Healthcare professionals, entrepreneurs and investors once again descended on San Francisco this past January for the J.P. Morgan Healthcare Conference (JPM). While the invitation-only JPM conference is the headline event, most people who come to San Francisco for the week are focused on what’s happening outside of the JPM, with learning and network opportunities literally around every corner.

With JPM in the backdrop, nearly two dozen healthcare and life science conferences and events occur simultaneously, nearly all of them within a four-block radius of JPM itself. These events cover a wide range of perspectives and topics, with innovation being the permeating theme. In a 24-hour period, an investor can take in presentations from a dozen private companies developing new therapies, seminars on disruptive technologies like artificial intelligence, and global perspectives on industry trends across multiple continents.

There is not likely a richer aggregation of ideas and funding opportunities anywhere in the world. Dozens of high value networking receptions are hosted by industry participants, investment banks, law firms, accounting firms, technology companies and consultancies. Investors can assess and evaluate opportunities onsite, chatting with entrepreneurs and company executives. And those who seek funding or other collaborators have access to a global array of potential partners.

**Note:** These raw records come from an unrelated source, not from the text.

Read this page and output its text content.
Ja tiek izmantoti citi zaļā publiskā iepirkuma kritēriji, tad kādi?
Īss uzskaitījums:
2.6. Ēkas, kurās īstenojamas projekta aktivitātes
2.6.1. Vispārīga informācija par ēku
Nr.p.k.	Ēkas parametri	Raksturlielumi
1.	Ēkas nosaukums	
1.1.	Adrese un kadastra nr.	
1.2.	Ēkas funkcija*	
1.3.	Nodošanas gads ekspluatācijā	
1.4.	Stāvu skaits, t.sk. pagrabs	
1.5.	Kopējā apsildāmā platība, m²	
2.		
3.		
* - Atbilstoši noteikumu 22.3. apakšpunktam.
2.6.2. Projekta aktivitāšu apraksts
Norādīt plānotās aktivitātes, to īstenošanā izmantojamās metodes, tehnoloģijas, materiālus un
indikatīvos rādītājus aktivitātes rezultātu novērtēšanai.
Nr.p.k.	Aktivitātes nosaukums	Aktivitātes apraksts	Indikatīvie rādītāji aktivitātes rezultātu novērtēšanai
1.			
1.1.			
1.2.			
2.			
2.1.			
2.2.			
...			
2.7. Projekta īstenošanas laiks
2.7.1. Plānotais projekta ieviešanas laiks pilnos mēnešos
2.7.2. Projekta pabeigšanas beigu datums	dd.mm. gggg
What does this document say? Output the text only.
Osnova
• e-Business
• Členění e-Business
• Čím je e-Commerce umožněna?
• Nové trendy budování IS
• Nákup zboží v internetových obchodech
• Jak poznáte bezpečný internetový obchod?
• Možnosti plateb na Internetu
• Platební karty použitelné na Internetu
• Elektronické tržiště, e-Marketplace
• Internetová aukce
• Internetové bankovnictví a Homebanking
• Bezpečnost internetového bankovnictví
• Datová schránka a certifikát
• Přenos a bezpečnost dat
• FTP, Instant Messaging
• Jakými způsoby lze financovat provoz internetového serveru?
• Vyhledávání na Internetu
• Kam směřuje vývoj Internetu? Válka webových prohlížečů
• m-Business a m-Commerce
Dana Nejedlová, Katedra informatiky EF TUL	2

Without a doubt, JPM is the place where great ideas in the healthcare and life science space come to get funded, and this past year, JPM took place in the wake of a record-breaking 2018 for venture capital fundraising. According to Venture Monitor, a quarterly study published by PitchBook and the National Venture Capital Association, 2018 saw a spike in both deal activity and deal volumes in the space, powered by ever-larger financing rounds. Investments of greater than $50 million, which constituted about 20% of all financings in the space a decade ago, now account for over 60% of deal activity. This is in line with the larger and larger share of venture capital deal flow garnered by healthcare and life sciences companies since bottoming out five years ago. In 2018, 14.6 percent of VC deal volume was in the healthcare and life sciences space.

The data above provides some insight as to why JPM has far outgrown its niche status on the fundraising circuit. Indeed, the rapid growth of the event has left many veterans complaining about the hectic pace and the insanely expensive prices for food and accommodations. But for all the premium pricing and festival-like frenzy of the networking opportunities, JPM is still the premier event of its kind. If you have the resources and are up for an adventure, it offers a tremendous window on the ways in which healthcare and life sciences are likely to evolve in the next few years.